I was 27 years old when I made the very difficult decision to move out of home and find my own physical and emotional space. Easy for some, but absolutely horrendous for the eldest daughter of a large-ish Asian-Muslim family.  

What was meant to be a calm discussion to tell my folks 'IT' was finally happening and that it was important for me to have their blessing, resulted in my mother crying hysterically in a locked bathroom and my father's passive-aggressive cloud of wrath hanging over me - his unmarried ‘disobedient, ungrateful, westernised’ daughter and sister to four younger siblings!  I still moved in with my good friend from work the next morning twenty minutes up the road.

I left behind an emotional letter for my mother and one for my siblings, who were amazingly supportive (they just wanted the extra bedroom space). Ma eventually talked to me after six weeks when she saw I was at the family home more often than when I used to live there.

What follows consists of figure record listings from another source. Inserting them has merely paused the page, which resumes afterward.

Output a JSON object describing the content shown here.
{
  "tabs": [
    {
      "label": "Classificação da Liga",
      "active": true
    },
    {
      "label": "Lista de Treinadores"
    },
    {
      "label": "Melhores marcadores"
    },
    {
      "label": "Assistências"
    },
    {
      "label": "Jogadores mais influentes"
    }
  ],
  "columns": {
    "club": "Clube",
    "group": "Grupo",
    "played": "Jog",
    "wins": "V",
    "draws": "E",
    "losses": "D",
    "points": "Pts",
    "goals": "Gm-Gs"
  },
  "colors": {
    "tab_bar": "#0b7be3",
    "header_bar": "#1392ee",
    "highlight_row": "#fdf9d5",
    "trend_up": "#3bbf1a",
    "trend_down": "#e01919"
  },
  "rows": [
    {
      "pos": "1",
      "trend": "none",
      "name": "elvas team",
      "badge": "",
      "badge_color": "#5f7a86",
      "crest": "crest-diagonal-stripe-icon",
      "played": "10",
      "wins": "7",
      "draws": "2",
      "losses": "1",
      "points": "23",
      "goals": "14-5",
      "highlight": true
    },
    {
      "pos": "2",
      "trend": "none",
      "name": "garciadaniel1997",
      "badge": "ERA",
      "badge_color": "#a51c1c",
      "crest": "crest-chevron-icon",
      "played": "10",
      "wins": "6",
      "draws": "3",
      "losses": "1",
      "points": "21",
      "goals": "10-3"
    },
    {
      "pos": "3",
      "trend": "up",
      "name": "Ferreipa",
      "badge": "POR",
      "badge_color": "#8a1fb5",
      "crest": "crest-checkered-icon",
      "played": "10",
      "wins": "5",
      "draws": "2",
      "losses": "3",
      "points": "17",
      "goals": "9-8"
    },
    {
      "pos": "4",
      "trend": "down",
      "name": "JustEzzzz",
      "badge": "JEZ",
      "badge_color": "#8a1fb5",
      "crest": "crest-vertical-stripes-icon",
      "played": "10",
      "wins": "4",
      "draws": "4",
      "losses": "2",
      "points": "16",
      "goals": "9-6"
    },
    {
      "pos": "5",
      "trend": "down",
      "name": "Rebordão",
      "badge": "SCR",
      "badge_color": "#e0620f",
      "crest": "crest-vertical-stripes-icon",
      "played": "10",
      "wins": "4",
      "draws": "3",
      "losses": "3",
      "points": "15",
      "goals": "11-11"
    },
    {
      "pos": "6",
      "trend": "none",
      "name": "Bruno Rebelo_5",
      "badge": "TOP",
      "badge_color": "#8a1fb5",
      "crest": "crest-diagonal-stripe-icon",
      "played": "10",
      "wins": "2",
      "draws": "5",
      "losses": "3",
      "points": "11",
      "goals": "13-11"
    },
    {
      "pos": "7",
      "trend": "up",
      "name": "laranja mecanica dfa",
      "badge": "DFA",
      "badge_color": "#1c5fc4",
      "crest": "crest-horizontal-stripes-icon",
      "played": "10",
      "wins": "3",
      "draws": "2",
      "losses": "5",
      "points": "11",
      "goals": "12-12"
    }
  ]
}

As heartbreaking as it was to put my parents through something they thought they'd never have to experience, we all learned a lot; I was the same, if not happier person, and I survived my life's biggest rebellion in my late 20's!

If you're anything like me, an easily guilt-ridden bundle of eldest-sibling-burdened nerves, chances are that you wouldn't do anything against your parents' wishes without analysing and fretting about it over and over again. What got me through it all was a tiny thread of hope that it would all work out in the end - and that there were at least three 'worse' things a Muslim daughter could inflict on her traditional parents!